Tools used: Google search, Facebook, MySpace, blogs, forums

The IT worker
Age and gender: 36-year-old man
Level of online privacy: Medium
Private details uncovered:

  • His home address, and a photo of his house (thanks, Google Streetview)
  • His private cellphone number
  • His wife’s name, photo and occupation (she's in advertising)
  • The names and photos of his entire extended family, including the new baby who arrived in September
  • The make and model of his cellphone (as you would expect for a true geek, it's an Android)

Tools used: Google search, Facebook, domain registration data ("Whois"), Google Maps and Streetview, Twitter, Reddit, Photobucket, Image meta-data analyser

The American ex-pat
Age and gender: 34-year-old woman
Level of online privacy: High
Private details uncovered:

  • Record of her arrest on a minor vandalism charge (writing your name in wet cement is frowned upon by frustrated local lawmen hankering for a bank robbery to solve)
  • Names and photos of her entire extended family
  • Her parents' home address and phone number
  • Her marriage certificate (which took less than five minutes to find)
  • Her date of birth (she's focused and hardworking – a typical Virgo)

Tools used: Google search, Facebook, Linked-In, paid search tools for US public records, Google Maps and Streetview, local news sites

The advertising executive
Age and gender: 33-year-old woman
Level of online privacy: High

  • Her date of birth (she was born in the Year of the Monkey)
  • Her mother's private cellphone number
  • Names and photos of her extended family members ­(including her young nephews and nieces)
  • Her triplet sister's entire private wedding album (she looked beautiful enough to stalk and kidnap)
  • Her other triplet's occupation and work telephone number

Tools used: Google search, Facebook, Linked-In, Twitter, Instagram

How to make yourself a less obvious target

  • Check your privacy settings on all the social media platforms you use and make them as restrictive as possible.
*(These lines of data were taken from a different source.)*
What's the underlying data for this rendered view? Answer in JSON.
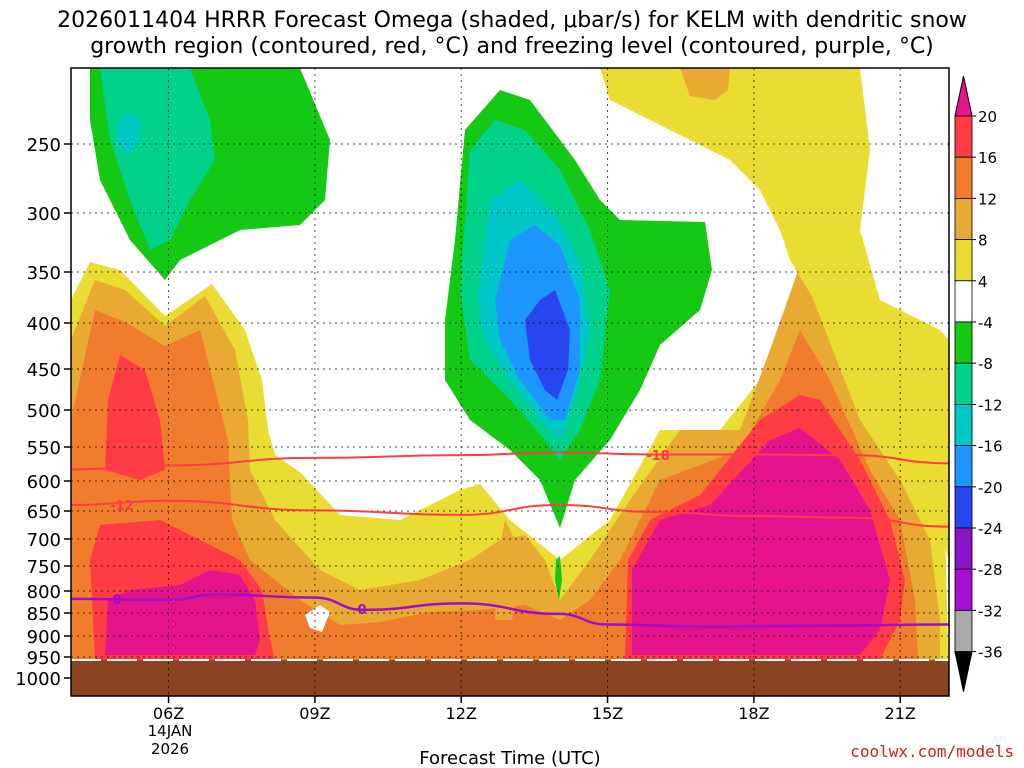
{
  "chart_data": {
    "type": "contour",
    "title_line1": "2026011404 HRRR Forecast Omega (shaded, μbar/s) for KELM with dendritic snow",
    "title_line2": "growth region (contoured, red, °C) and freezing level (contoured, purple, °C)",
    "xlabel": "Forecast Time (UTC)",
    "x_ticks": [
      {
        "label": "06Z",
        "hour": 6
      },
      {
        "label": "09Z",
        "hour": 9
      },
      {
        "label": "12Z",
        "hour": 12
      },
      {
        "label": "15Z",
        "hour": 15
      },
      {
        "label": "18Z",
        "hour": 18
      },
      {
        "label": "21Z",
        "hour": 21
      }
    ],
    "date_label_day": "14JAN",
    "date_label_year": "2026",
    "x_range_hours": [
      4,
      22
    ],
    "y_ticks_hpa": [
      250,
      300,
      350,
      400,
      450,
      500,
      550,
      600,
      650,
      700,
      750,
      800,
      850,
      900,
      950,
      1000
    ],
    "y_axis": "pressure (hPa), decreasing upward",
    "colorbar": {
      "labels": [
        "20",
        "16",
        "12",
        "8",
        "4",
        "-4",
        "-8",
        "-12",
        "-16",
        "-20",
        "-24",
        "-28",
        "-32",
        "-36"
      ],
      "bands": [
        {
          "range": "16 to 20",
          "color": "#ff3c46"
        },
        {
          "range": "12 to 16",
          "color": "#f07d2d"
        },
        {
          "range": "8 to 12",
          "color": "#e8aa32"
        },
        {
          "range": "4 to 8",
          "color": "#e9dc32"
        },
        {
          "range": "-4 to 4",
          "color": "#ffffff"
        },
        {
          "range": "-8 to -4",
          "color": "#14c814"
        },
        {
          "range": "-12 to -8",
          "color": "#00d28c"
        },
        {
          "range": "-16 to -12",
          "color": "#00c8c8"
        },
        {
          "range": "-20 to -16",
          "color": "#1e96ff"
        },
        {
          "range": "-24 to -20",
          "color": "#2846f0"
        },
        {
          "range": "-28 to -24",
          "color": "#8c14c8"
        },
        {
          "range": "-32 to -28",
          "color": "#a50fd2"
        },
        {
          "range": "-36 to -32",
          "color": "#aaaaaa"
        }
      ],
      "top_color": "#e6148c",
      "bottom_color": "#000000"
    },
    "contour_labels": {
      "dgz_upper": "-18",
      "dgz_lower": "-12",
      "freezing": "0"
    },
    "dgz_upper_line": [
      [
        4,
        583
      ],
      [
        6,
        577
      ],
      [
        9,
        566
      ],
      [
        12,
        562
      ],
      [
        14,
        558
      ],
      [
        16,
        561
      ],
      [
        18,
        561
      ],
      [
        20,
        562
      ],
      [
        22,
        574
      ]
    ],
    "dgz_lower_line": [
      [
        4,
        640
      ],
      [
        6,
        633
      ],
      [
        9,
        649
      ],
      [
        12,
        657
      ],
      [
        14,
        640
      ],
      [
        16,
        652
      ],
      [
        18,
        659
      ],
      [
        20,
        662
      ],
      [
        22,
        678
      ]
    ],
    "freezing_line": [
      [
        4,
        818
      ],
      [
        6,
        820
      ],
      [
        7,
        808
      ],
      [
        9,
        815
      ],
      [
        10,
        843
      ],
      [
        12,
        828
      ],
      [
        14,
        852
      ],
      [
        15,
        875
      ],
      [
        17,
        880
      ],
      [
        19,
        878
      ],
      [
        22,
        875
      ]
    ],
    "ground_color": "#8b4422",
    "surface_pressure_hpa": 955
  },
  "credit": "coolwx.com/models"
}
Facebook, for example, is very open by default. 
  • Click the cog in the top right-hand corner, choose "privacy settings" and make yourself safe.
  • If giving an address is absolutely necessary, make it a PO Box or an office address.
  • Never post your private phone number online – even if it's on a profile you think is anonymous. Beware of publicly tagging your location, particularly when you take pictures of your or other people's children.
  • Don't share the same email address, username or avatar on multiple anonymous profiles or they will quickly cease to be anonymous.
  • Always stop and think before you post anything anywhere. Posting something to the internet is like squeezing a tube of toothpaste – you're never going to get it back in that tube.